In 1997 BT worked secretly with Virgin, screening video for guinea pig audiences at a cinema in Ealing. Channel 4 had used high quality telecine equipment to transfer 35mm prints to video.

JVC provided a light valve video projector developed with Hughes. Snell and Willcox fitted equipment to double the number of scanning lines.

In March 1998 BT staged a demonstration for the movie industry at Virgin’s Haymarket cinema. The only 35mm material screened as a point of reference was of poor quality, from the 1929 b/w movie Birds of Prey. The video projector then screened clips from current movies.

The video material was soft and not so bright as film, with poor contrast and detail lost in shadows. But Rupert Gavin, then MD BT’s Consumer Division, called it “A milestone for the British Cinema industry; the start of the next 100 years.

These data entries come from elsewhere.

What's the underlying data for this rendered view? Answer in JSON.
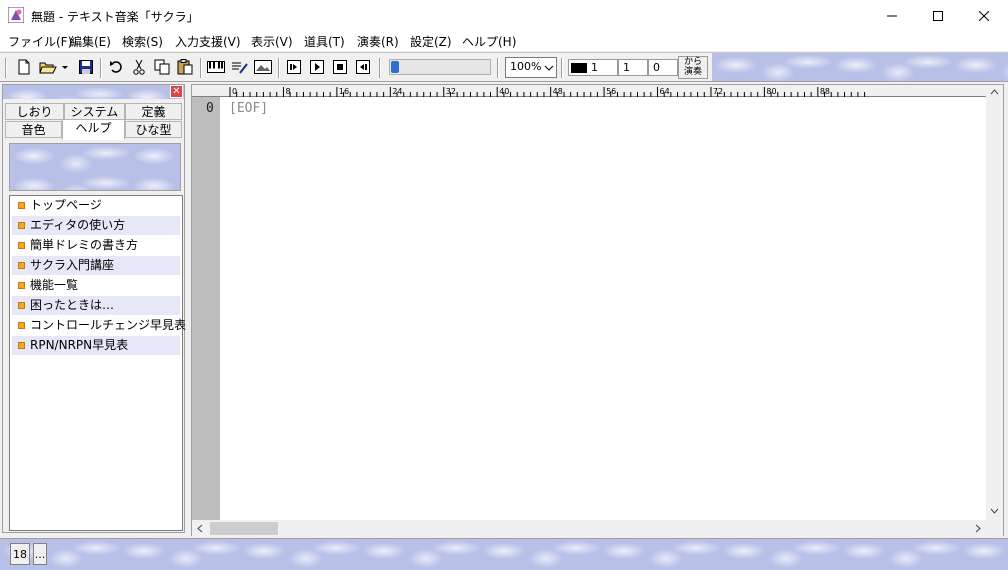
{
  "window": {
    "title": "無題 - テキスト音楽「サクラ」",
    "icons": {
      "app": "sakura-app-icon",
      "minimize": "minimize-icon",
      "maximize": "maximize-icon",
      "close": "close-icon"
    }
  },
  "menu": [
    {
      "label": "ファイル(F)"
    },
    {
      "label": "編集(E)"
    },
    {
      "label": "検索(S)"
    },
    {
      "label": "入力支援(V)"
    },
    {
      "label": "表示(V)"
    },
    {
      "label": "道具(T)"
    },
    {
      "label": "演奏(R)"
    },
    {
      "label": "設定(Z)"
    },
    {
      "label": "ヘルプ(H)"
    }
  ],
  "toolbar": {
    "zoom": "100%",
    "field1": "1",
    "field2": "1",
    "field3": "0",
    "play_from": "から\n演奏",
    "progress_percent": 0
  },
  "side_panel": {
    "tabs_row1": [
      "しおり",
      "システム",
      "定義"
    ],
    "tabs_row2": [
      "音色",
      "ヘルプ",
      "ひな型"
    ],
    "active_tab": "ヘルプ",
    "help_items": [
      "トップページ",
      "エディタの使い方",
      "簡単ドレミの書き方",
      "サクラ入門講座",
      "機能一覧",
      "困ったときは…",
      "コントロールチェンジ早見表",
      "RPN/NRPN早見表"
    ]
  },
  "editor": {
    "ruler_labels": [
      "0",
      "8",
      "16",
      "24",
      "32",
      "40",
      "48",
      "56",
      "64",
      "72",
      "80",
      "88"
    ],
    "line_number": "0",
    "content": "[EOF]"
  },
  "status": {
    "line": "18",
    "dots": "..."
  }
}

We have proved what might become reality.”

After the demonstation, David Youlton of Snell and Willcox spoke angrily from the audience “I am ashamed to be associated with this event. We can do ten times better. You people don’t understand digital processing. I am apalled at what I’ve seen. It is a skunk project.”

An obviously shocked Rupert Gavin responded. “This meeting was intended to initiate dialogue – and it’s cetainly done that”. Soon after Gavin left to join the BBC.

Nothing further was heard of BT’s electronic cinema.